Bear with us as we explain.
From time to time, Siliconeer has attempted to break out of its niche ethnic ghetto—we have previously published pieces by Nobel-winning dramatist Harold Pinter and more recently, Oxford historian Avi Shlaim—because we firmly believe in what another Nobel Prize winner, economist and philosopher Amartya Sen, has called a multiplicity of identities.
Siliconeer takes great pride and pleasure in presenting perspectives of and on South Asians, but South Asians aren’t just South Asians—we are Asians, and from a broader perspective, citizens of the world. As Sen has pointed out eloquently, we have a multiplicity of identities and interests, and it is through the celebration of this diversity that we ensure a respect for plurality.
There is a certain mystique about Japan’s Samurai, but who are these people? What were their interests? What did they value most in life?
An exhibit in the Asian Art Museum provides vivid artifacts that give fascinating glimpses into these remarkable people. It turns out that there’s more to Samurai than harikiri or warfare. These were people who valued excellence in a variety of fine arts. They combined a strong code of honor in war and life with a sensitive appreciation and cultivation of the arts.
In our cover story this month we highlight this exquisite exhibit that throws light on a fascinating chapter of Japanese history.
We at Siliconeer like to think of Ved Prakash Vatuk, a frequent contributor to this magazine, as an invaluable cultural resource for South Asians. Vatuk brings together a rare combination of skills—a deep knowledge of ancient texts like the Ramayana and Mahabharata, a sensitive understanding of the rural hinterland of India’s Uttar Pradesh, and a poetic voice that seethes with moral outrage at social and political injustice.
There’s a price to pay for speaking truth to power.
For Vatuk, who has been fearless in raising questions on a host of issues, ranging from injustice in the name of war to discrimination in the groves of academe, retribution has come in many forms including an unspoken declaration of this scholar, poet, folklorist and historian as persona non grata at the University of California at Berkeley.
Kira Hall, an associate professor of linguistics and anthropology at the University of Colorado at Boulder who edited Studies in Inequality and Social Justice: Essays in Honor of Ved Prakash Vatuk, writes about the remarkable moral triumph of Vatuk in May this year when the university’s Center for South Asia Studies hosted a celebration to mark the festschrift that she and twenty other authors put together in his honor. Studies in Inequality and Social Justice, like Vatuk, seeks to expose the diverse mechanisms that underlie and create social disparity.

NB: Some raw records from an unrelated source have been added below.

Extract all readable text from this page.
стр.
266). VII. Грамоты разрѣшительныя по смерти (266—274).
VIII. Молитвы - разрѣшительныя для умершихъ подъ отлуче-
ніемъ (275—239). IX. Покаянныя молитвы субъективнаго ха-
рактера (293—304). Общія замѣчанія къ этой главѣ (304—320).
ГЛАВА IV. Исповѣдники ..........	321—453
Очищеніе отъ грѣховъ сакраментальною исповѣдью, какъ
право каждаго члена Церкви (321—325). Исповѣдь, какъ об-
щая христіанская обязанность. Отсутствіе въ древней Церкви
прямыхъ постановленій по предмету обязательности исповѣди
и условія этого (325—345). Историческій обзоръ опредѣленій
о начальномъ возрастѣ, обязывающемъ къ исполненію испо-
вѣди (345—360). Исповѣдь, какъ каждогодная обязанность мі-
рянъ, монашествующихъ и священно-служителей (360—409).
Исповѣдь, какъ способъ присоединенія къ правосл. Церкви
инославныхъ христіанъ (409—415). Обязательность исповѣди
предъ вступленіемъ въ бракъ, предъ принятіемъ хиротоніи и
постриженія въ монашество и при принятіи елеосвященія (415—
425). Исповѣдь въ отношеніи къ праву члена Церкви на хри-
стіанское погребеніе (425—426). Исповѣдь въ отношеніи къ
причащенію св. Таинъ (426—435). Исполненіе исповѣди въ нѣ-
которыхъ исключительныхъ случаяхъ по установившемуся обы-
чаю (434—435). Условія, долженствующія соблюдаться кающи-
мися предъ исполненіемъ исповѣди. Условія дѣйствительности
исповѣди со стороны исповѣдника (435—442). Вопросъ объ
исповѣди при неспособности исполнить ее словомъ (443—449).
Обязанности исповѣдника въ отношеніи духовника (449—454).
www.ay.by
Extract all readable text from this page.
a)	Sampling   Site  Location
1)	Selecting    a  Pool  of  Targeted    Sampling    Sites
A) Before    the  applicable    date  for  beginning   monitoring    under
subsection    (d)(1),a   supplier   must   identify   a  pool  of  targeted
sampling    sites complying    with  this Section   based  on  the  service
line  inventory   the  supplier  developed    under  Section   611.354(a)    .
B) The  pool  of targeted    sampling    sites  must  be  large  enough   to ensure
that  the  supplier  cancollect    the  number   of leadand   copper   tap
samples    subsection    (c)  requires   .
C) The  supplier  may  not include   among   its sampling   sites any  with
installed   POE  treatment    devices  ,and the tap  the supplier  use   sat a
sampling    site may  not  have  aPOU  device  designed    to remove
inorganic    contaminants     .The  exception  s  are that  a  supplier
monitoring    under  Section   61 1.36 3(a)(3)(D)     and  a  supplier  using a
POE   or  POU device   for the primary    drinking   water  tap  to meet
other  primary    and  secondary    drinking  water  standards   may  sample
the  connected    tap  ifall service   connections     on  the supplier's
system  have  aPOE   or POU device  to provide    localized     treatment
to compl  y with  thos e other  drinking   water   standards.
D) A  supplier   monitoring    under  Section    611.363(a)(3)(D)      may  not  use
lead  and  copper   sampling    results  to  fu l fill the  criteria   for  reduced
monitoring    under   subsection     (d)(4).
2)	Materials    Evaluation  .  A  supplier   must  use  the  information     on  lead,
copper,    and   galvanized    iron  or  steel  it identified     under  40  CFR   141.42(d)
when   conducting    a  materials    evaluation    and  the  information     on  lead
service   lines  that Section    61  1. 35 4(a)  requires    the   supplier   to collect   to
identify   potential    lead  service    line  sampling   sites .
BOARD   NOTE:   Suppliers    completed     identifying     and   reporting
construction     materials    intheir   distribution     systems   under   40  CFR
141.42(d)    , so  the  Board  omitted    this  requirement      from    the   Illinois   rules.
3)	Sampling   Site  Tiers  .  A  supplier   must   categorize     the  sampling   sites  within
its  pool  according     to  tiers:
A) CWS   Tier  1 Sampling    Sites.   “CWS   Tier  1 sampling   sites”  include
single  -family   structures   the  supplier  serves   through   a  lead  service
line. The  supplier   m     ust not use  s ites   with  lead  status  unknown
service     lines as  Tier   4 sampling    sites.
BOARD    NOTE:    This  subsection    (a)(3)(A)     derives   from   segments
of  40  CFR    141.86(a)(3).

On May 20 Ved Vatuk was himself present at the celebration, returning to UC Berkeley to give a talk for the first time in 28 years. This month’s issue has details on the event and the man it honored.
The egregious incarceration of Dr Binayak Sen, a pediatrician and human rights activist who has done outstanding grassroots work with adivasi communities in remote tribal areas of Chhattisgarh, became a national and international cause célèbre—and mercifully resulted in his release on bail.
While this is cause for celebration, all is not well in India’s troubled state of Chhattisgarh.
If you are an adivasi, especially living in the southern districts of Chhattisgarh, India’s much ballyhooed democratic institutions don’t seem to function.
Over the past three decades, a growing Maoist insurgency has drawn a vicious state response in the form of the Salwa Judum vigilante group.
An increasing reliance on militaristic solutions to combat the Maoist movement has resulted in a shrinking democratic space and the consequent strangulation of dissent of all varieties.
The recent destruction of the Vanvasi Chetna Ashram amid the continuing displacement of Adivasis suggests sinister state complicity in the dispossession of Chhattisgarh’s indigenous population and a callous willingness to snuff out all efforts to raise a voice against this human rights outrage.
As Sen himself has been at pains to point out, his freedom is a pyrrhic victory of sorts, because this larger issue of suppression of dissent and human rights violations of adivasis continues unabated. An article this month has more details.